Plants are perfect breeding grounds for aquatic animals

Choose the liner

A flexible liner is a better option than rigid preformed shells for creating a wildlife pond. Flexible liners can be used to create a pond of any size, shape or depth and are easy to install.

Choose a liner that will last, as cheaper materials have a shorter lifespan and poor resistance to UV.

Liners come in various sizes, so take this into account when planning the dimensions of the pond.

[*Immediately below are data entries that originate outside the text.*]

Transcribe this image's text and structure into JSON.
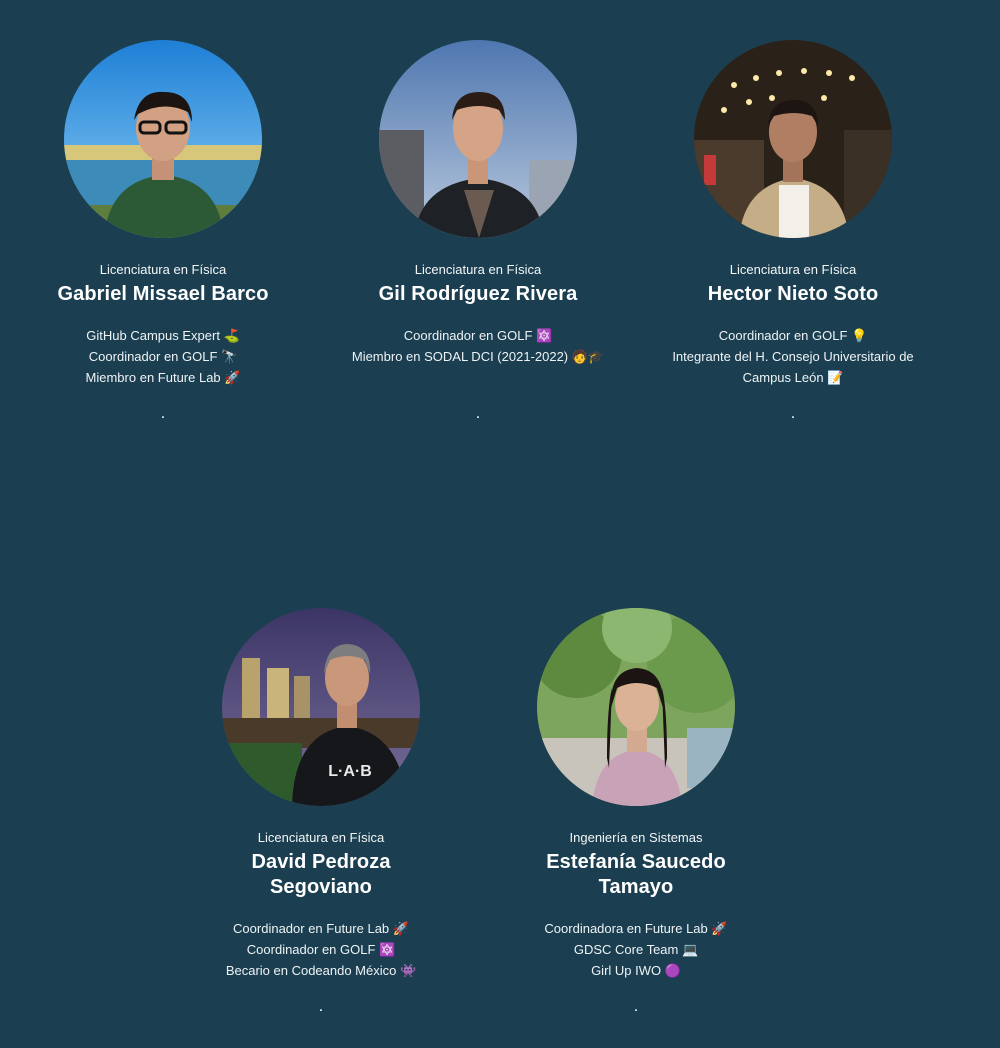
{
  "members": [
    {
      "degree": "Licenciatura en Física",
      "name": "Gabriel Missael Barco",
      "roles": [
        "GitHub Campus Expert ⛳",
        "Coordinador en GOLF 🔭",
        "Miembro en Future Lab 🚀"
      ],
      "dot": ".",
      "avatar_icon": "person-photo-icon"
    },
    {
      "degree": "Licenciatura en Física",
      "name": "Gil Rodríguez Rivera",
      "roles": [
        "Coordinador en GOLF 🔯",
        "Miembro en SODAL DCI (2021-2022) 🧑🎓"
      ],
      "dot": ".",
      "avatar_icon": "person-photo-icon"
    },
    {
      "degree": "Licenciatura en Física",
      "name": "Hector Nieto Soto",
      "roles": [
        "Coordinador en GOLF 💡",
        "Integrante del H. Consejo Universitario de Campus León 📝"
      ],
      "dot": ".",
      "avatar_icon": "person-photo-icon"
    },
    {
      "degree": "Licenciatura en Física",
      "name": "David Pedroza Segoviano",
      "roles": [
        "Coordinador en Future Lab 🚀",
        "Coordinador en GOLF 🔯",
        "Becario en Codeando México 👾"
      ],
      "dot": ".",
      "avatar_icon": "person-photo-icon"
    },
    {
      "degree": "Ingeniería en Sistemas",
      "name": "Estefanía Saucedo Tamayo",
      "roles": [
        "Coordinadora en Future Lab 🚀",
        "GDSC Core Team 💻",
        "Girl Up IWO 🟣"
      ],
      "dot": ".",
      "avatar_icon": "person-photo-icon"
    }
  ],
  "colors": {
    "background": "#1b3f51",
    "text": "#ffffff"
  }
}
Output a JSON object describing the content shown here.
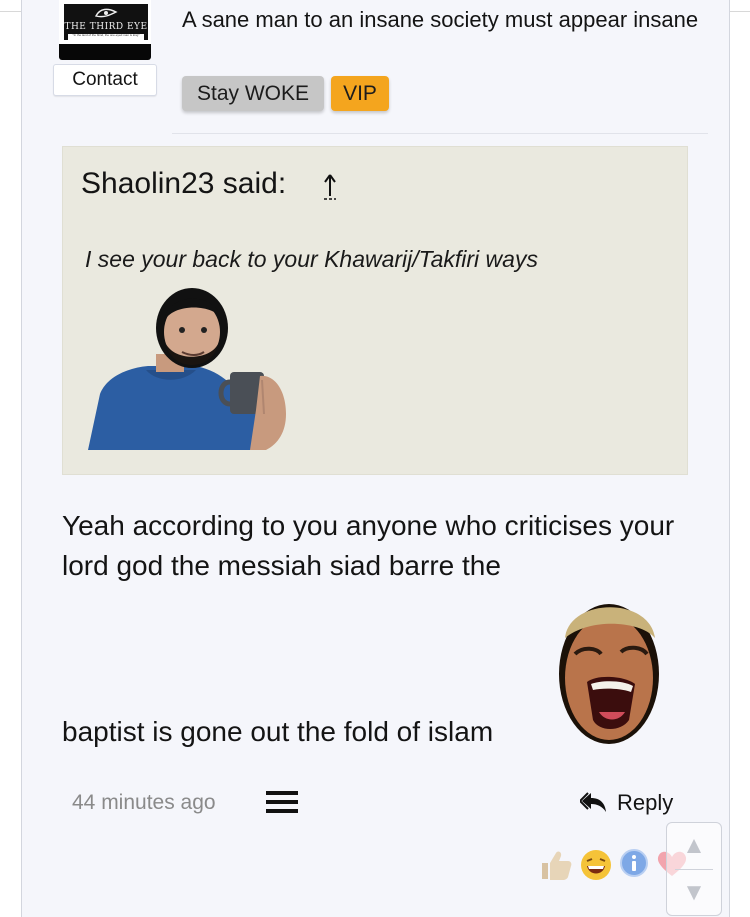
{
  "author": {
    "logo_text": "THE THIRD EYE",
    "logo_tagline": "\"In the land of the blind, the one-eyed man is king\"",
    "contact_label": "Contact",
    "signature": "A sane man to an insane society must appear insane",
    "badges": [
      {
        "label": "Stay WOKE",
        "color": "#c6c6c6"
      },
      {
        "label": "VIP",
        "color": "#f4a51e"
      }
    ]
  },
  "quote": {
    "author_line": "Shaolin23 said:",
    "jump_icon": "up-arrow-icon",
    "text": "I see your back to your Khawarij/Takfiri ways",
    "image": "man-holding-mug-image"
  },
  "post": {
    "text_line_1": "Yeah according to you anyone who criticises your lord god the messiah siad barre the",
    "image": "laughing-face-emoji-image",
    "text_line_2": "baptist is gone out the fold of islam"
  },
  "footer": {
    "timestamp": "44 minutes ago",
    "menu_icon": "hamburger-menu-icon",
    "reply_label": "Reply",
    "reply_icon": "reply-arrow-icon",
    "reactions": [
      "thumbs-up-icon",
      "laughing-emoji-icon",
      "info-icon",
      "heart-icon"
    ]
  },
  "scroll_controls": {
    "up_glyph": "▲",
    "down_glyph": "▼"
  },
  "colors": {
    "post_background": "#f5f6fb",
    "quote_background": "#eae9df",
    "vip_badge": "#f4a51e",
    "woke_badge": "#c6c6c6",
    "timestamp": "#8a8a8a"
  }
}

To protect the liner from sharp objects that could tear it, position an underlay in the base of the pond. Old carpeting can be used or pour a 50mm deep layer of sand.

Edging materials

Vary the edging of the pond to create a natural effect and give the maximum benefit to wildlife.
 
USE SMALL PEBBLES and gravel for a beach, hiding larger stones in the water to maintain the edge.
 
SET PAVING SLABS in the ground near the water’s edge to provide viewing platforms, creating up to three for a very large pond.
 
POSITION LOGS and large bush rocks around the perimeter of the pond and at the water’s edge to provide hiding places for frogs and other wildlife.

Step 1. Mark the shape

Use a garden hose to lay out the shape of the pond on the ground and view it from several angles, including up high from a second storey window if possible. Trickle sand onto the ground to mark the outline on the grass then remove the hose.

Step 2. Excavate the hole

Dig inside the sand outline with a spade, sloping the sides outwards by 20°. Shape a 300mm deep and wide underwater shelf around the inner edge of the pond. Outside the sand outline, remove a 450mm strip of turf to 50mm deep for liner overlap.

Step 3. Check for level

Position a spirit level on a board and use it to check the rim of the pond is level all around. Remove any debris and protruding stones from the hole that could damage the liner. Firm the sides by hand to avoid any soft spots that could subside later.

Step 4. Line the pond

Position a protective underlay, such as carpet or sand, in the base of the hole. Cut the flexible pond liner to size then lay it loosely over the hole, checking it is centred. Weigh down the edges temporarily with bricks, taking care not to damage the liner.

Step 5. Fill with water

Use the hose to fill the pond and the increasing weight will mould the liner to the shape of the hole. As it sinks, remove the weights and fold the liner neatly around corners and the underwater shelf. Continue filling until the water is just below the rim.

Step 6. Add the edging

Trim the liner with an overlap of 150mm all around. Bury the outside edge of liner in the soil, leaving a rim 80mm wide. At the beach, extend the liner 150mm out of the water. Cover the rim with edging materials and the beach with pebbles, then add plants.